For extra security, we encourage you to encrypt your message using our PGP key below. The key is also available on keys.openpgp.org so you can use it from your favorite tool.
-----BEGIN PGP PUBLIC KEY BLOCK-----
mDMEaJRI1RYJKwYBBAHaRw8BAQdAYEhsm8ITwYEBdKTu9nf2K6hyrxkIfteJwiNw
maz/fvK0L0ZhdGZpc2ggTGFiIChTZWN1cml0eSB0ZWFtKSA8c2VjdXJpdHlAZmF0
Zmkuc2g+iJkEExYKAEEWIQRbyDsPQpe69Di5sTC3p8IyR+s5WwUCaJRI1QIbAwUJ
AeEzgAULCQgHAgIiAgYVCgkICwIEFgIDAQIeBwIXgAAKCRC3p8IyR+s5W3W0AP9O
KCzReGAYfvCYBwKfJyw5VSp7M6GL1aO6GxLOvHtqVgEA+IzV9zAMry1dSJx0VRM2
Mr9p9/R3MoXf7PBdegJIjQi4OARolEjVEgorBgEEAZdVAQUBAQdAZsBL6fQtZfmB
1BoZaTRBZm0mauVzAHsL9AbDrxUF0jIDAQgHiH4EGBYKACYWIQRbyDsPQpe69Di5
sTC3p8IyR+s5WwUCaJRI1QIbDAUJAeEzgAAKCRC3p8IyR+s5WynIAQCG4wdm9PrP
/rYwYZbBGIL/83NPyvYgzAn0OajvdS33dQD/YQrlmQT2kSlUcJVQshgyAioqCCBr
UB+C7OVSCtDY0Q4=
=snOr
-----END PGP PUBLIC KEY BLOCK-----
Please include the following information in your report to help us resolve the issue as quickly as possible:
- A clear description of the vulnerability.
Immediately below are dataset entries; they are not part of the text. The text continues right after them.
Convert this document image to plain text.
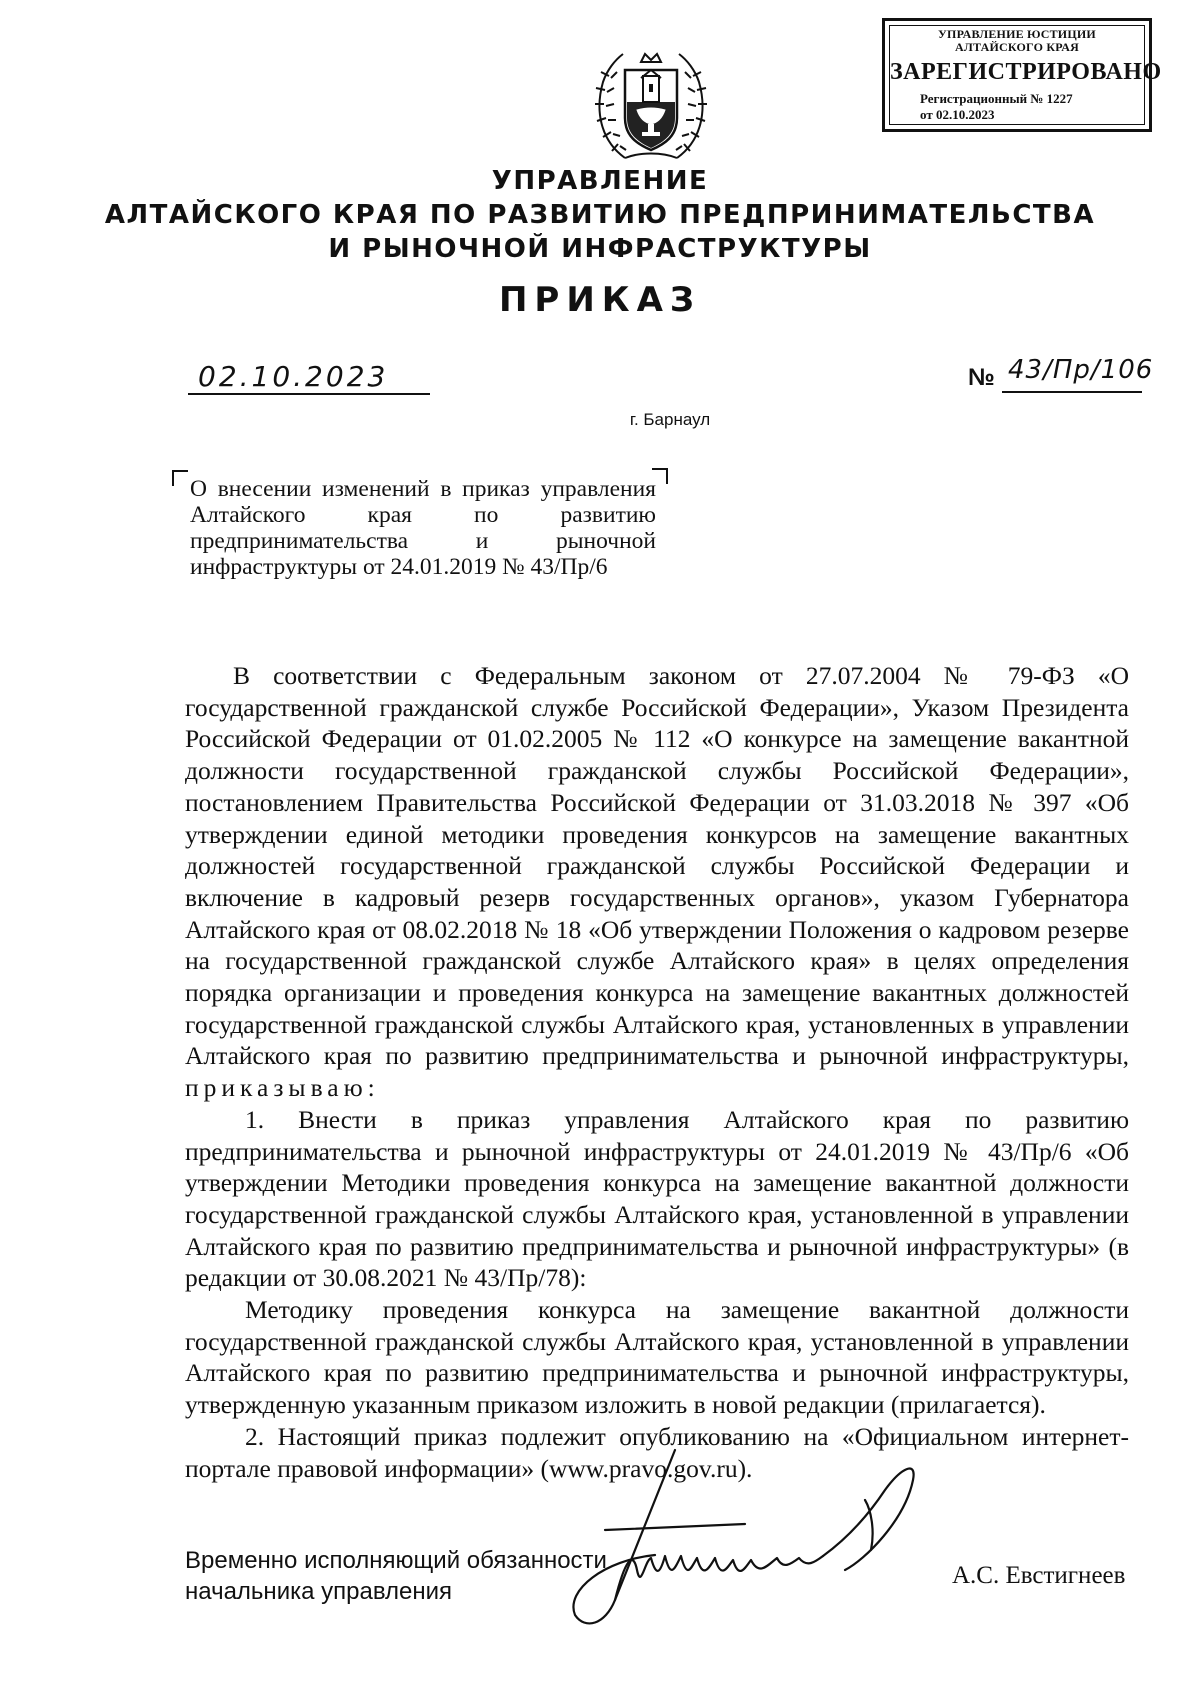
УПРАВЛЕНИЕ ЮСТИЦИИ
АЛТАЙСКОГО КРАЯ
ЗАРЕГИСТРИРОВАНО
Регистрационный № 1227
от 02.10.2023
УПРАВЛЕНИЕ
АЛТАЙСКОГО КРАЯ ПО РАЗВИТИЮ ПРЕДПРИНИМАТЕЛЬСТВА
И РЫНОЧНОЙ ИНФРАСТРУКТУРЫ
ПРИКАЗ
02.10.2023	№ 43/Пр/106
г. Барнаул
О внесении изменений в приказ управления Алтайского края по развитию предпринимательства и рыночной инфраструктуры от 24.01.2019 № 43/Пр/6

В соответствии с Федеральным законом от 27.07.2004 № 79-ФЗ «О государственной гражданской службе Российской Федерации», Указом Президента Российской Федерации от 01.02.2005 № 112 «О конкурсе на замещение вакантной должности государственной гражданской службы Российской Федерации», постановлением Правительства Российской Федерации от 31.03.2018 № 397 «Об утверждении единой методики проведения конкурсов на замещение вакантных должностей государственной гражданской службы Российской Федерации и включение в кадровый резерв государственных органов», указом Губернатора Алтайского края от 08.02.2018 № 18 «Об утверждении Положения о кадровом резерве на государственной гражданской службе Алтайского края» в целях определения порядка организации и проведения конкурса на замещение вакантных должностей государственной гражданской службы Алтайского края, установленных в управлении Алтайского края по развитию предпринимательства и рыночной инфраструктуры, приказываю:

1. Внести в приказ управления Алтайского края по развитию предпринимательства и рыночной инфраструктуры от 24.01.2019 № 43/Пр/6 «Об утверждении Методики проведения конкурса на замещение вакантной должности государственной гражданской службы Алтайского края, установленной в управлении Алтайского края по развитию предпринимательства и рыночной инфраструктуры» (в редакции от 30.08.2021 № 43/Пр/78):

Методику проведения конкурса на замещение вакантной должности государственной гражданской службы Алтайского края, установленной в управлении Алтайского края по развитию предпринимательства и рыночной инфраструктуры, утвержденную указанным приказом изложить в новой редакции (прилагается).

2. Настоящий приказ подлежит опубликованию на «Официальном интернет-портале правовой информации» (www.pravo.gov.ru).

Временно исполняющий обязанности
начальника управления
А.С. Евстигнеев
- The version(s) of the project affected.
- Step-by-step instructions to reproduce the issue.
- Any proof-of-concept (PoC) code, scripts, or screenshots that demonstrate the vulnerability.
- Acknowledgement: We will acknowledge receipt of your report as soon as possible.
- Investigation: We will investigate your report and confirm the vulnerability. We may contact you for more information if needed.
- Resolution: Once the vulnerability is confirmed, we will work on a fix. We aim to release a patch within 90 days of confirmation.
- Disclosure: After the patch is released, we will publish a security advisory, giving you credit for your discovery.
We are committed to coordinating with you throughout this process and will keep you informed of our progress.
We believe in recognizing the work of security researchers who help us keep our project safe. All valid reports will be credited in the security advisory once the vulnerability has been resolved.
Thank you for helping to keep our project and its users secure!